From Passive Observer to Active Critic: Reinforcement Learning Elicits Process Reasoning for Robotic Manipulation
AI 摘要
提出PRIMO R1框架,利用强化学习提升视频MLLM在机器人操作中的过程推理能力,实现更精准的监督。
主要贡献
- 提出PRIMO R1框架,将视频MLLM转化为主动“评论员”
- 利用强化学习激励显式的思维链生成,用于进度估计
- 构建结构化的时间输入,将视频序列锚定在初始和当前状态图像之间
方法论
使用基于结果的强化学习,结合思维链生成和结构化时间输入,训练7B规模的视频MLLM。
原文摘要
Accurate process supervision remains a critical challenge for long-horizon robotic manipulation. A primary bottleneck is that current video MLLMs, trained primarily under a Supervised Fine-Tuning (SFT) paradigm, function as passive "Observers" that recognize ongoing events rather than evaluating the current state relative to the final task goal. In this paper, we introduce PRIMO R1 (Process Reasoning Induced Monitoring), a 7B framework that transforms video MLLMs into active "Critics". We leverage outcome-based Reinforcement Learning to incentivize explicit Chain-of-Thought generation for progress estimation. Furthermore, our architecture constructs a structured temporal input by explicitly anchoring the video sequence between initial and current state images.

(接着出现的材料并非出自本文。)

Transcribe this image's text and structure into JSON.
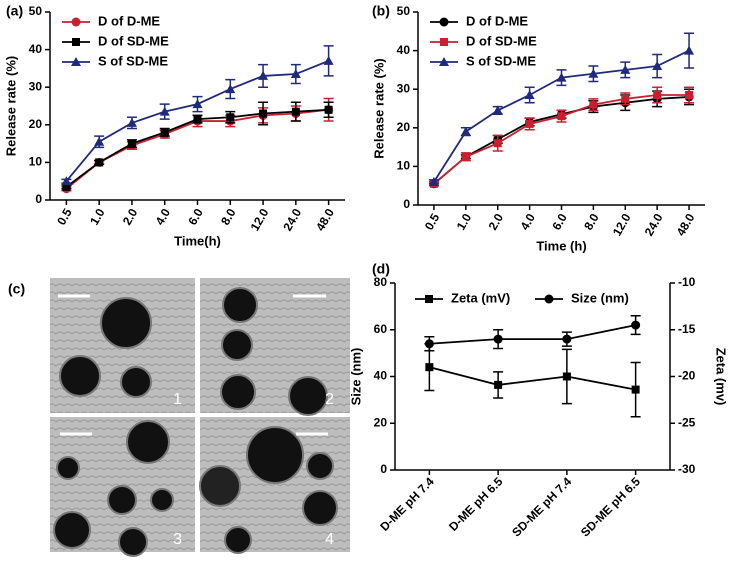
{
  "chart_data": [
    {
      "type": "line",
      "label": "(a)",
      "x_label": "Time(h)",
      "y_label": "Release rate (%)",
      "categories": [
        "0.5",
        "1.0",
        "2.0",
        "4.0",
        "6.0",
        "8.0",
        "12.0",
        "24.0",
        "48.0"
      ],
      "ylim": [
        0,
        50
      ],
      "yticks": [
        0,
        10,
        20,
        30,
        40,
        50
      ],
      "legend": "upper left",
      "series": [
        {
          "name": "D of D-ME",
          "color": "#c8202f",
          "marker": "circle",
          "values": [
            3,
            10,
            14.5,
            17.5,
            21,
            21,
            22.5,
            23,
            24
          ],
          "errors": [
            0.5,
            0.5,
            1,
            1,
            1.5,
            1.5,
            2,
            2,
            3
          ]
        },
        {
          "name": "D of SD-ME",
          "color": "#000000",
          "marker": "square",
          "values": [
            3.5,
            10,
            15,
            18,
            21.5,
            22,
            23,
            23.5,
            24
          ],
          "errors": [
            0.5,
            0.5,
            1,
            1,
            1,
            1.5,
            3,
            2.5,
            2
          ]
        },
        {
          "name": "S of SD-ME",
          "color": "#1f2a7a",
          "marker": "triangle",
          "values": [
            5,
            15.5,
            20.5,
            23.5,
            25.5,
            29.5,
            33,
            33.5,
            37
          ],
          "errors": [
            0.5,
            1.5,
            1.5,
            2,
            2,
            2.5,
            3,
            2.5,
            4
          ]
        }
      ]
    },
    {
      "type": "line",
      "label": "(b)",
      "x_label": "Time (h)",
      "y_label": "Release rate (%)",
      "categories": [
        "0.5",
        "1.0",
        "2.0",
        "4.0",
        "6.0",
        "8.0",
        "12.0",
        "24.0",
        "48.0"
      ],
      "ylim": [
        0,
        50
      ],
      "yticks": [
        0,
        10,
        20,
        30,
        40,
        50
      ],
      "legend": "upper left",
      "series": [
        {
          "name": "D of D-ME",
          "color": "#000000",
          "marker": "circle",
          "values": [
            5.5,
            12.5,
            17,
            21.5,
            23.5,
            25.5,
            26.5,
            27.5,
            28
          ],
          "errors": [
            0.5,
            0.5,
            1,
            1,
            1,
            1.5,
            2,
            2,
            2
          ]
        },
        {
          "name": "D of SD-ME",
          "color": "#c8202f",
          "marker": "square",
          "values": [
            5.5,
            12.5,
            16,
            21,
            23,
            26,
            27.5,
            28.5,
            28.5
          ],
          "errors": [
            0.5,
            1,
            2,
            1.5,
            1.5,
            1.5,
            1.5,
            2,
            2
          ]
        },
        {
          "name": "S of SD-ME",
          "color": "#1f2a7a",
          "marker": "triangle",
          "values": [
            6,
            19,
            24.5,
            28.5,
            33,
            34,
            35,
            36,
            40
          ],
          "errors": [
            0.5,
            1,
            1,
            2,
            2,
            2,
            2,
            3,
            4.5
          ]
        }
      ]
    },
    {
      "type": "line",
      "label": "(d)",
      "y_label": "Size (nm)",
      "y2_label": "Zeta (mv)",
      "categories": [
        "D-ME pH 7.4",
        "D-ME pH 6.5",
        "SD-ME pH 7.4",
        "SD-ME pH 6.5"
      ],
      "ylim": [
        0,
        80
      ],
      "yticks": [
        0,
        20,
        40,
        60,
        80
      ],
      "y2lim": [
        -30,
        -10
      ],
      "y2ticks": [
        -30,
        -25,
        -20,
        -15,
        -10
      ],
      "legend": "upper center",
      "series": [
        {
          "name": "Zeta (mV)",
          "color": "#000000",
          "marker": "square",
          "axis": "y2",
          "values": [
            -19,
            -20.9,
            -20,
            -21.4
          ],
          "errors": [
            2.5,
            1.4,
            2.9,
            2.9
          ]
        },
        {
          "name": "Size (nm)",
          "color": "#000000",
          "marker": "circle",
          "values": [
            54,
            56,
            56,
            62
          ],
          "errors": [
            3,
            4,
            3,
            4
          ]
        }
      ]
    }
  ],
  "images": {
    "label": "(c)",
    "panels": [
      "1",
      "2",
      "3",
      "4"
    ]
  }
}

Supported by the proposed PRIMO Dataset and Benchmark, extensive experiments across diverse in-domain environments and out-of-domain real-world humanoid scenarios demonstrate that PRIMO R1 achieves state-of-the-art performance. Quantitatively, our 7B model achieves a 50% reduction in the mean absolute error of specialized reasoning baselines, demonstrating significant relative accuracy improvements over 72B-scale general MLLMs. Furthermore, PRIMO R1 exhibits strong zero-shot generalization on difficult failure detection tasks. We establish state-of-the-art performance on RoboFail benchmark with 67.0% accuracy, surpassing closed-source models like OpenAI o1 by 6.0%.